Les interprétations judiciaires de ces différentes informations scientifiques sont progressivement devenues de plus en plus centrales dans les débats, transformant les débats sur les droits fondamentaux en discussions sur les données et les preuves scientifiques.

Les arguments pro-vie : une analyse critique

Les personnes opposées à l'IVG se basent dans leur très grande majorité sur la prémisse selon laquelle les fœtus ont un droit à la vie. Cette argumentation ne doit pas être sous-estimée, car si elle s'avérait rigoureuse et justifiée, elle rendrait les arguments de défense de l'IVG caducs.

Cependant, il est difficile de défendre que les embryons possèdent un droit à la vie dès leur conception, car on ne juge pas moralement condamnable de cesser les traitements de maintien en vie des personnes ayant souffert de lésions cérébrales majeures et irréversibles, alors qu'elles font toujours partie de l'espèce humaine.

De même, l'argument selon lequel le potentiel de devenir des êtres humains pleinement formés confère aux embryons un droit à la vie est discutable, car il est difficile de justifier pourquoi le potentiel de devenir quelque chose devrait avoir un quelconque poids moral.

Le principe d'avenir semblable au nôtre : une approche philosophique

Le philosophe David Boonin défend le principe selon lequel un droit à la vie doit être accordé dès lors que l'individu possède un avenir semblable au nôtre, auquel il accorde ou accordera plus tard de l'importance.

Ce principe s'applique au cas du fœtus à partir du moment où son cerveau est suffisamment développé pour avoir des désirs conscients, soit à partir de la vingt-quatrième semaine. Avant ce stade-là, le fœtus ne possède aucun désir conscient, il n'existe donc pas de meilleures circonstances dans lesquelles il pourrait avoir un désir de vivre les expériences de son avenir.

L'analogie du violoniste : une réfutation de l'interdiction de l'avortement

Même en acceptant la prémisse selon laquelle les fœtus possèdent un droit à la vie, l'analogie du violoniste illustre que ce droit ne permettrait toujours pas de justifier une interdiction de l'avortement.

En effet, le droit à la vie du violoniste n'implique pas un droit à l'utilisation continue de vos reins contre votre consentement.
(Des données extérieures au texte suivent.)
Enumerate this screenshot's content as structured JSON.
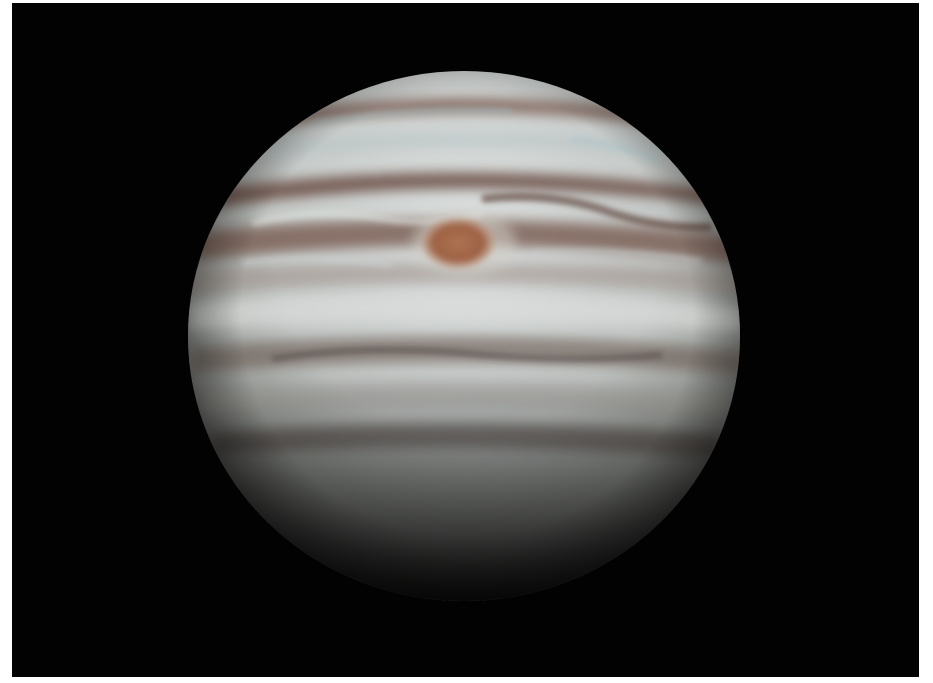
{
  "image": {
    "subject": "planet-jupiter",
    "features": [
      "cloud-bands",
      "great-red-spot"
    ],
    "colors": {
      "background": "#020202",
      "band_light": "#d8dcdc",
      "band_dark": "#7a5a4c",
      "red_spot": "#a6684a",
      "limb_shadow": "#1a1a1a"
    }
  }
}
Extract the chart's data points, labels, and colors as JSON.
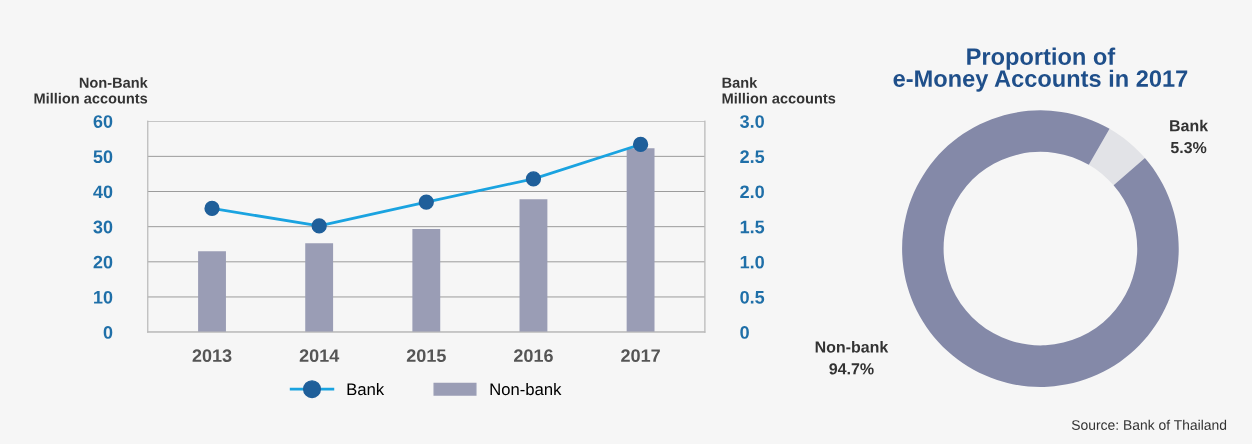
{
  "chart_data": [
    {
      "type": "bar",
      "categories": [
        "2013",
        "2014",
        "2015",
        "2016",
        "2017"
      ],
      "ylabel": "Non-Bank\nMillion accounts",
      "y2label": "Bank\nMillion accounts",
      "series": [
        {
          "name": "Bank",
          "type": "line",
          "axis": "y2",
          "color": "#1aa3e0",
          "values": [
            1.76,
            1.51,
            1.85,
            2.18,
            2.67
          ]
        },
        {
          "name": "Non-bank",
          "type": "bar",
          "color": "#9a9db5",
          "values": [
            23,
            25.3,
            29.3,
            37.8,
            52.3
          ]
        }
      ],
      "ylim": [
        0,
        60
      ],
      "yticks": [
        0,
        10,
        20,
        30,
        40,
        50,
        60
      ],
      "y2lim": [
        0,
        3
      ],
      "y2ticks": [
        0,
        0.5,
        {
          "value": 1,
          "label": "1.0"
        },
        1.5,
        {
          "value": 2,
          "label": "2.0"
        },
        2.5,
        {
          "value": 3,
          "label": "3.0"
        }
      ],
      "grid": "y",
      "legend": "bottom",
      "marker": "circle"
    },
    {
      "type": "donut",
      "title": "Proportion of\ne-Money Accounts in 2017",
      "categories": [
        "Bank",
        "Non-bank"
      ],
      "values": [
        5.3,
        94.7
      ],
      "colors": [
        "#e2e3e7",
        "#8489a8"
      ],
      "value_labels": [
        "5.3%",
        "94.7%"
      ],
      "annotations": [
        "Source: Bank of Thailand"
      ]
    }
  ]
}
De même, le droit à la vie des fœtus n'implique pas que la femme enceinte ait l'obligation de mener la grossesse à terme contre son gré.

La nécessité d'un débat rationnel et dépassionné

À mesure que le mouvement anti-IVG croît aux États-Unis et en Europe, et que les prohibitions se font plus nombreuses, il est plus que jamais nécessaire de prendre au sérieux les arguments pro-vie et de ne pas faire l'économie d'une réponse solide.

Le rappel des conséquences désastreuses d'une prohibition doit être associé à une démonstration forte et assumée que, contrairement aux affirmations des militants pro-vie, l'avortement ne nuit aux droits de personne.